Preface to Claudian

Michael Hendry
Last updated: 23 June, 2001

Until recently, the works of the Latin poet Claudian (Claudius Claudianus, floruit 395-404) were not available on CD-ROM or, with a few exceptions, on the Web. B. G. Teubner has published a CD-ROM advertised as containing Hall's Claudian, but it is very expensive and I have not seen it. There are now three sites besides this one that provide multiple works of Claudian: William L. Carey's Latin Library, David Camden's Forum Romanum, and Angelo Luceri's Claudianus Homepage. None yet contains the complete works. The latter two include some links to my texts, and Luceri also links to the other two. All three are very much under construction, as is mine.

Though no expert on the works of Claudian, I have endeavored to fill the (now rapidly closing) gap by composing my own texts, with brief marginal notes. These do not aim at a full apparatus criticus but include all deviations from J. B. Hall's Teubner text (Leipzig, 1985), places where I am torn between two plausible readings, and the occasional conjecture of my own, the last usually, though not always, confined to the margin.

For the manuscripts, I use the following shorthand: 'O' (for omnes) means all of the primary manuscripts for a particular poem (Hall's 'omnes mei'): these differ from poem to poem. 'C' (for codex) means one or more of Hall's primary manuscripts: a reading that has a fair chance of being ancient. 'c' means one or more of the non-primary manuscripts. This means of course that more than one variant may be labeled 'C', and more than one may be labeled 'c'. Finally, 'I' refers to readings found in the Isengrin edition (Basel, 1534), which seem to come from a manuscript better than any that survives.

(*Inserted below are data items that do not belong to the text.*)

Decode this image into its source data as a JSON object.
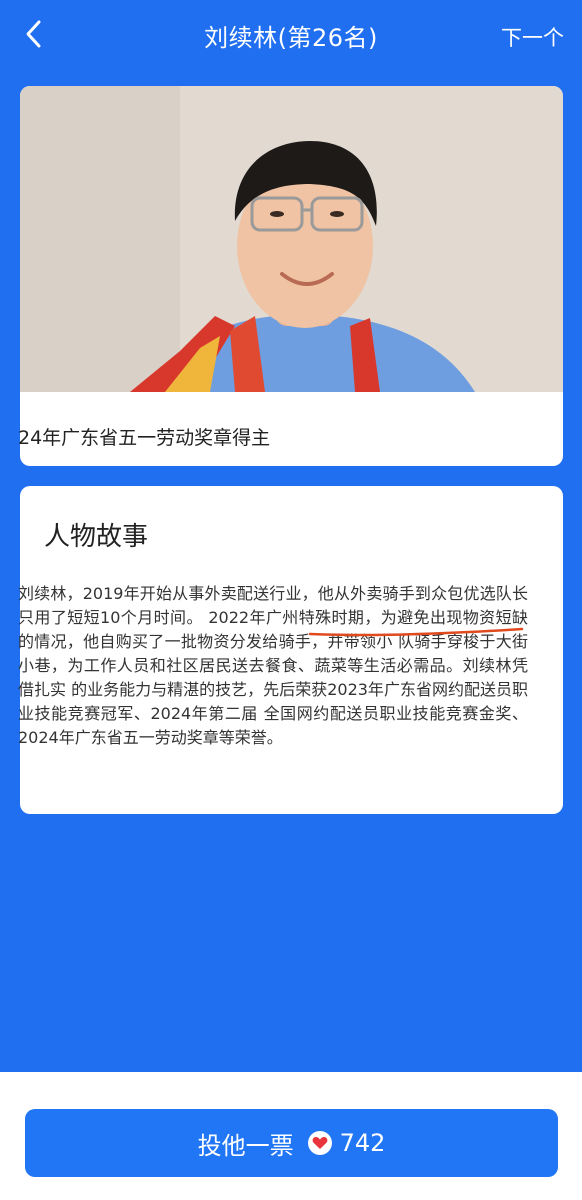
{
  "header": {
    "title": "刘续林(第26名)",
    "next_label": "下一个",
    "back_icon": "chevron-left-icon"
  },
  "profile": {
    "caption": "24年广东省五一劳动奖章得主"
  },
  "story": {
    "title": "人物故事",
    "body": "刘续林，2019年开始从事外卖配送行业，他从外卖骑手到众包优选队长只用了短短10个月时间。 2022年广州特殊时期，为避免出现物资短缺的情况，他自购买了一批物资分发给骑手，并带领小 队骑手穿梭于大街小巷，为工作人员和社区居民送去餐食、蔬菜等生活必需品。刘续林凭借扎实 的业务能力与精湛的技艺，先后荣获2023年广东省网约配送员职业技能竞赛冠军、2024年第二届 全国网约配送员职业技能竞赛金奖、2024年广东省五一劳动奖章等荣誉。"
  },
  "vote": {
    "label": "投他一票",
    "count": "742",
    "icon": "heart-icon"
  },
  "colors": {
    "background": "#1f6ff0",
    "button": "#2176f5",
    "heart": "#e8343a",
    "underline": "#e04a1e"
  }
}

For details on specific manuscripts, consult Hall's indispensible edition and the companion volume, Prolegomena to Claudian (BICS Supplement 45, London, 1986). His separate edition of De Raptu Proserpinae (Cambridge Classical Texts and Commentaries 11, 1969) is also essential reading for those interested in the text of Claudian. Professor Joachim Gruber of Munich has a very useful Bibliography of Claudian on his web page.

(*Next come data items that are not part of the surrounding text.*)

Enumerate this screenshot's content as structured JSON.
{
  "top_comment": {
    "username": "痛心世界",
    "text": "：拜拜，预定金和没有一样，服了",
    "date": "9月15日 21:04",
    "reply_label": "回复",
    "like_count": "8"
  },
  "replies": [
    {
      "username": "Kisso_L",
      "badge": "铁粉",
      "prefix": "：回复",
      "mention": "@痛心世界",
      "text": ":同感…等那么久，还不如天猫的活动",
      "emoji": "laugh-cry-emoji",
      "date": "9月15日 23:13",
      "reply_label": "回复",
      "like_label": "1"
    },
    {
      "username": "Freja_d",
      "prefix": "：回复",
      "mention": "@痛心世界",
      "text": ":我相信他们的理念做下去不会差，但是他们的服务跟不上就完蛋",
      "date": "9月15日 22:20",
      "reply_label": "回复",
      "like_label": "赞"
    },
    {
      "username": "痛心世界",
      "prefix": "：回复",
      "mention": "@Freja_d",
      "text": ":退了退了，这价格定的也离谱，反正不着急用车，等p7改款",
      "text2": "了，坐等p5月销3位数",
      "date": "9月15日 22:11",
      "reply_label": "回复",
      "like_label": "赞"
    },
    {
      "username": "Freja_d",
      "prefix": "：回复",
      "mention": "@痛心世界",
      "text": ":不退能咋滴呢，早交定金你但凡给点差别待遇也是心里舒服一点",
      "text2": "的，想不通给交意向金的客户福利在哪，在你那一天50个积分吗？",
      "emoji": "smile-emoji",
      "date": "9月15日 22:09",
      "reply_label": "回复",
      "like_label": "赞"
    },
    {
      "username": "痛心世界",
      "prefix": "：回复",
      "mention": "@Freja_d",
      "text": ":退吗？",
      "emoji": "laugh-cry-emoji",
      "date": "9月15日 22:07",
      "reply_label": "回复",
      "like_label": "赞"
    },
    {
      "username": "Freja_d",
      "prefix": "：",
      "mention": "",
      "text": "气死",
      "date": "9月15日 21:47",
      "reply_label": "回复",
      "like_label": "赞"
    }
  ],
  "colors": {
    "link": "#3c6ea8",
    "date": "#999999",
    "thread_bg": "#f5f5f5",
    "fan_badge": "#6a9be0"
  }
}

In the index files, the font and style used for each title gives some information as to its genre. The Carmina Maiora and the other works on the same scale — the Panegyric for Olybrius and Probinus and De Raptu Proserpinae — have titles in bold to show that they are major works, the more substantial Carmina Minora are in Roman font (neither bold nor italic), the titles of the epigrams are in italics, and the fragments referred to by their first line have their titles in quotation marks. Thus In Rufinum I is a full-scale work that fills an entire book roll (one of the Carmina Maiora), while Laus Serenae is one of the Carmina Minora, De Apro et Leone an epigram, and 'Rimanti telum ira facit' a fragment.